O Professor Acúrsio Esteves, nos envia esta importante matéria onde o autor da ênfase a importância da capoeira como ferramenta de inclusão social e arma de cidadania e reabilitação... Gostaria de deixar uma ressalva à importância dos trabalhos que diversos Mestres "educadores" vem desenvolvendo dentro desta abordagem: Capoeira na 3ª idade - Capoeira para deficientes - Capoeira Cidadã...
Luciano Milani
No final da década de 60, nos Estados Unidos, atividades artísticas começaram a ser aplicadas na recuperação de pessoas portadoras de necessidades especiais. A ONG Very Special Arts, por exemplo, trabalha no sentido de integrar essas pessoas ao mercado de trabalho valendo-se das técnicas artísticas. O principal elemento proporcionado por estas atividades e que, às vezes, não são encontrados no tratamento convencional, é a motivação. Sessões de Fisioterapia, que se prolongam por meses se forem conduzidas de forma mecânica e impessoal, como felizmente está deixando de acontecer, além de serem um tormento para estas pessoas, não irão despertar nelas satisfação no que fazem e, conseqüentemente, funcionará como um fator limitante para os seus progressos. A grande vantagem dessas formas alternativas é que o paciente não costuma vê-las como uma atividade terapêutica, mas como uma oportunidade lúdica, prazerosa, com uma gama incrível de possibilidades de auto-superação em que seus progressos são mais facilmente quantificáveis.

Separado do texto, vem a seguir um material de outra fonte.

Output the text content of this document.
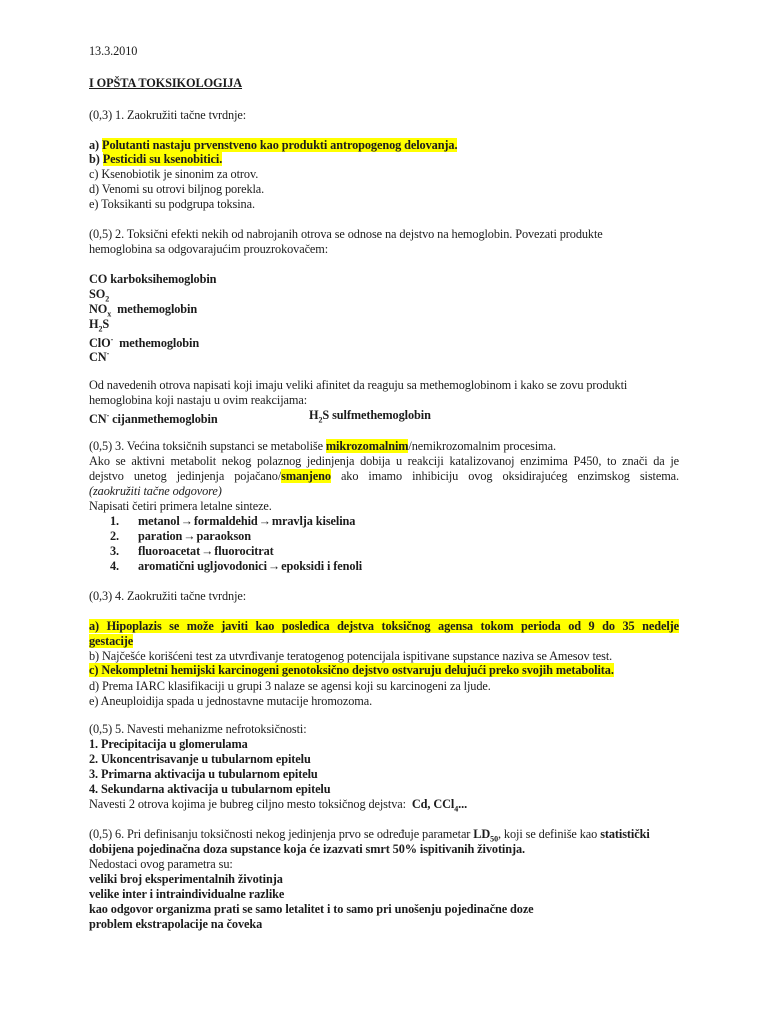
13.3.2010
I OPŠTA TOKSIKOLOGIJA
(0,3) 1. Zaokružiti tačne tvrdnje:
a) Polutanti nastaju prvenstveno kao produkti antropogenog delovanja.
b) Pesticidi su ksenobitici.
c) Ksenobiotik je sinonim za otrov.
d) Venomi su otrovi biljnog porekla.
e) Toksikanti su podgrupa toksina.
(0,5) 2. Toksični efekti nekih od nabrojanih otrova se odnose na dejstvo na hemoglobin. Povezati produkte
hemoglobina sa odgovarajućim prouzrokovačem:
CO karboksihemoglobin
$SO_2$
$NO_x$  methemoglobin
$H_2S$
ClO-  methemoglobin
CN-
Od navedenih otrova napisati koji imaju veliki afinitet da reaguju sa methemoglobinom i kako se zovu produkti
hemoglobina koji nastaju u ovim reakcijama:
CN- cijanmethemoglobin	$H_2S$ sulfmethemoglobin
(0,5) 3. Većina toksičnih supstanci se metaboliše mikrozomalnim/nemikrozomalnim procesima.
Ako se aktivni metabolit nekog polaznog jedinjenja dobija u reakciji katalizovanoj enzimima P450, to znači da je
dejstvo unetog jedinjenja pojačano/smanjeno ako imamo inhibiciju ovog oksidirajućeg enzimskog sistema.
(zaokružiti tačne odgovore)
Napisati četiri primera letalne sinteze.
1. metanol→formaldehid→mravlja kiselina
2. paration→paraokson
3. fluoroacetat→fluorocitrat
4. aromatični ugljovodonici→epoksidi i fenoli
(0,3) 4. Zaokružiti tačne tvrdnje:
a) Hipoplazis se može javiti kao posledica dejstva toksičnog agensa tokom perioda od 9 do 35 nedelje
gestacije
b) Najčešće korišćeni test za utvrđivanje teratogenog potencijala ispitivane supstance naziva se Amesov test.
c) Nekompletni hemijski karcinogeni genotoksično dejstvo ostvaruju delujući preko svojih metabolita.
d) Prema IARC klasifikaciji u grupi 3 nalaze se agensi koji su karcinogeni za ljude.
e) Aneuploidija spada u jednostavne mutacije hromozoma.
(0,5) 5. Navesti mehanizme nefrotoksičnosti:
1. Precipitacija u glomerulama
2. Ukoncentrisavanje u tubularnom epitelu
3. Primarna aktivacija u tubularnom epitelu
4. Sekundarna aktivacija u tubularnom epitelu
Navesti 2 otrova kojima je bubreg ciljno mesto toksičnog dejstva:  Cd, CCl$_4$...
(0,5) 6. Pri definisanju toksičnosti nekog jedinjenja prvo se određuje parametar $LD_{50}$, koji se definiše kao statistički
dobijena pojedinačna doza supstance koja će izazvati smrt 50% ispitivanih životinja.
Nedostaci ovog parametra su:
veliki broj eksperimentalnih životinja
velike inter i intraindividualne razlike
kao odgovor organizma prati se samo letalitet i to samo pri unošenju pojedinačne doze
problem ekstrapolacije na čoveka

Nessas atividades também se insere a capoeira, pois ela é uma manifestação artística multifária que engloba, por conseguinte, em uma só atividade, elementos variados que não se encontram juntos em outra manifestação artística. Ela trabalha a sensibilidade, o intelecto e a afetividade através do mais importante referencial de vida do ser humano: o seu corpo. Em relação ao desenvolvimento motor, ela sugere movimentos que alternam alongamento, contração, relaxamento e explosão (força x velocidade). Esses movimentos influenciam no tratamento regulando o tônus muscular, melhorando diretamente o equilíbrio dinâmico e recuperando indiretamente o equilíbrio estático; vão deixar em estado de alerta os sistemas de proteção, ajudando na prevenção de acidentes como quedas e diminuindo as atividades exacerbadas dos hipercinéticos. Ela auxilia também na percepção tempo espacial dos deficientes visuais, ajudando no desenvolvimento dos seus sentidos remanescentes, diminuindo o nível de agressividade de portadores de alguns problemas mentais, permitindo assim uma melhora significativa na qualidade de vida e do desenvolvimento físico. Além dessas, muitas outras vantagens poderiam ser citadas.
Cada movimento realizado, cada limitação superada, cada novo aprendizado assimilado e cada etapa atingida e vencida representam uma vitória tamanha e um grau de satisfação tão grande para estas pessoas que talvez nós, “perfeitos”, não tenhamos a capacidade de sentir. Por outro lado, cada dificuldade apresentada, cada obstáculo a ser vencido, representa o desafio da auto-superação e sugere tenacidade e autodeterminação.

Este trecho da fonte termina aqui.